Further, as evidenced in the budget cuts, the desire to replace government in the economy with the private sector affirms the neoliberal form of our economy. These are the vestiges of an economy that requires overhauling.

If we calculate our recent annual population growth of 1.3%, then starting in 2022 with 60.88 million residents, that will rise to 63.28 million by 2024, a 3.95% increase. So per person, the budget is due to shrink 7.55% in real terms over the next three years.
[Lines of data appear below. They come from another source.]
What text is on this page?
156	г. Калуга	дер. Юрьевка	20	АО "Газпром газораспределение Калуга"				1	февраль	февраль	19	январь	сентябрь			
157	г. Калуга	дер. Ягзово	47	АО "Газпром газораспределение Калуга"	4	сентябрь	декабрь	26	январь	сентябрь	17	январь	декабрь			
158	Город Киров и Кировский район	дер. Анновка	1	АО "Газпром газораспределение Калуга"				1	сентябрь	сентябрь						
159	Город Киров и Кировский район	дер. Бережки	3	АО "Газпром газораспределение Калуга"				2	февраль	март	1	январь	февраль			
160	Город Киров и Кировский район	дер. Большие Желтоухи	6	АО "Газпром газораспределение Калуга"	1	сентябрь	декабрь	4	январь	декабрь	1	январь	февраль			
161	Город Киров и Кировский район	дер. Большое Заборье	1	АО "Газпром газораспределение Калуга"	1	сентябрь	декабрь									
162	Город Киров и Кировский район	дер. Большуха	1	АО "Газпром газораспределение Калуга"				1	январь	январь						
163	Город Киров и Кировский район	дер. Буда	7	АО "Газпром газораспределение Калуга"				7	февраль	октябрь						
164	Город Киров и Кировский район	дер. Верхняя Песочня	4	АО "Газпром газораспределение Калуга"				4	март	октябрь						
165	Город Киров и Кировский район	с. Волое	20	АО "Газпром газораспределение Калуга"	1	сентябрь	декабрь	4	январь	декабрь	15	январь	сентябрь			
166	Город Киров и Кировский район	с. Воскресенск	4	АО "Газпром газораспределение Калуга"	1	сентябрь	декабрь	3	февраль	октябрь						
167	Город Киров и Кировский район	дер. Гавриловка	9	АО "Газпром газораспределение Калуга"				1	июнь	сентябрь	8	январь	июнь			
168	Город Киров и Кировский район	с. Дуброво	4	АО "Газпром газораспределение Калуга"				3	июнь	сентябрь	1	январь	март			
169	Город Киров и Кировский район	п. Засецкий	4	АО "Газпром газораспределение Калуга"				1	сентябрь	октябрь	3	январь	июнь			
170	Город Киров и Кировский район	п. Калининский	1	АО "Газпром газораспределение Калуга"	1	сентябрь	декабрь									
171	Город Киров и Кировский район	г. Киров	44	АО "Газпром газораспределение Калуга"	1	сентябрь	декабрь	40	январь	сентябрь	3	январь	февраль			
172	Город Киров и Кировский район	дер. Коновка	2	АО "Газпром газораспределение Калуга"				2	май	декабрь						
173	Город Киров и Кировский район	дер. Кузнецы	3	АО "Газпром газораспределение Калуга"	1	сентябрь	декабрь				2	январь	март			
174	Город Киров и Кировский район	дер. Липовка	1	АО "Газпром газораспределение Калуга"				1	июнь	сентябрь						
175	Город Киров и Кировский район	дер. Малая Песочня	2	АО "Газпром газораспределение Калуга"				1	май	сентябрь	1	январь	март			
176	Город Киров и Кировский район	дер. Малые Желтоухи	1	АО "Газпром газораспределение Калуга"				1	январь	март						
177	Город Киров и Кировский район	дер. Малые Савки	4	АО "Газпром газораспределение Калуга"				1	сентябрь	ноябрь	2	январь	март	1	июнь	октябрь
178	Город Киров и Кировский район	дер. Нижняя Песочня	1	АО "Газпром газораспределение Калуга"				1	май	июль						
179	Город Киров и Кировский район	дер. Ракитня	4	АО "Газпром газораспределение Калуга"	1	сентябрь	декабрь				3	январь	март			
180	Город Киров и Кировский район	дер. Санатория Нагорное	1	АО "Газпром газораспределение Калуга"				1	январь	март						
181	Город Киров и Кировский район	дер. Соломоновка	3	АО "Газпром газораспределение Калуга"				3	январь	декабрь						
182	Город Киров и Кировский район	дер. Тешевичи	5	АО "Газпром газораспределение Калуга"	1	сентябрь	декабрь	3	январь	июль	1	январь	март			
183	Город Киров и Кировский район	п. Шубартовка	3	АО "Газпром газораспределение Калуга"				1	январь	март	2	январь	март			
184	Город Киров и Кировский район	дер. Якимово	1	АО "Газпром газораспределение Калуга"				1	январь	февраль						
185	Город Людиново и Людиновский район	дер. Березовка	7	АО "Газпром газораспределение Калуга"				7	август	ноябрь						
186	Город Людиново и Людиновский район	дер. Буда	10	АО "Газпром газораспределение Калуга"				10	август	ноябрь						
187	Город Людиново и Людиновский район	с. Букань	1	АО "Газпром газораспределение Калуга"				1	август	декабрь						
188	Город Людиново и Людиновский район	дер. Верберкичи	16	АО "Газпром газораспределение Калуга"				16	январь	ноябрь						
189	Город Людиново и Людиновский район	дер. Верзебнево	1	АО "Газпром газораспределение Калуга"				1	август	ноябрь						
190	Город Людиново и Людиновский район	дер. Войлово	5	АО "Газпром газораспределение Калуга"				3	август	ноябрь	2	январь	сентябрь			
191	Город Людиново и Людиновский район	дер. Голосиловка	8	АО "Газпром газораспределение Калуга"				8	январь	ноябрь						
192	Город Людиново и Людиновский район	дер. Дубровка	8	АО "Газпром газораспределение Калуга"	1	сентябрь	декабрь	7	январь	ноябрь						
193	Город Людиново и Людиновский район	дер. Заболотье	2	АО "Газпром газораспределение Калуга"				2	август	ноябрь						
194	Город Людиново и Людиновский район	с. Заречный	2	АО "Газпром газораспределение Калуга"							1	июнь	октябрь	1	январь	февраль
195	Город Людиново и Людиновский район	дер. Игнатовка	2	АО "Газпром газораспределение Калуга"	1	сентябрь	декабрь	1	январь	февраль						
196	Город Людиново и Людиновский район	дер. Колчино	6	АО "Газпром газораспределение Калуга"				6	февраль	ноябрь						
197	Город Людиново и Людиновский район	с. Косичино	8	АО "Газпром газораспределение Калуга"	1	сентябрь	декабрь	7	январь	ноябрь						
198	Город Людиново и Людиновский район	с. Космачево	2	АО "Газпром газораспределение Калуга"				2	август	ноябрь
The main area of spending that is being gutted is social development, which mainly consists of funding the country’s desperately-needed grant system. This category is being pushed down from current levels of R352.7 billion to R322.2 billion by 2024/25. If during the next three years, inflation is 14% and population growth is 4%, then that budget should be R418.2 billion. With a R96 billion cut, 27% of current levels, it’s apparent that Treasury aims to squeeze our poorest residents

Schools, hospitals and correctional services will continue to lack infrastructure and experience reduction of the headcount. History has taught us that such is a recipe for poor services and general demoralization amongst the public servants.

As SAFTU, this does not surprise. It is because the ANC is committed to neoliberal capitalism. There is only one answer to this crisis of capitalism and continued budget cuts that are being implemented at the service of the neoliberal financial institutions; that answer is mass mobilization to fight back.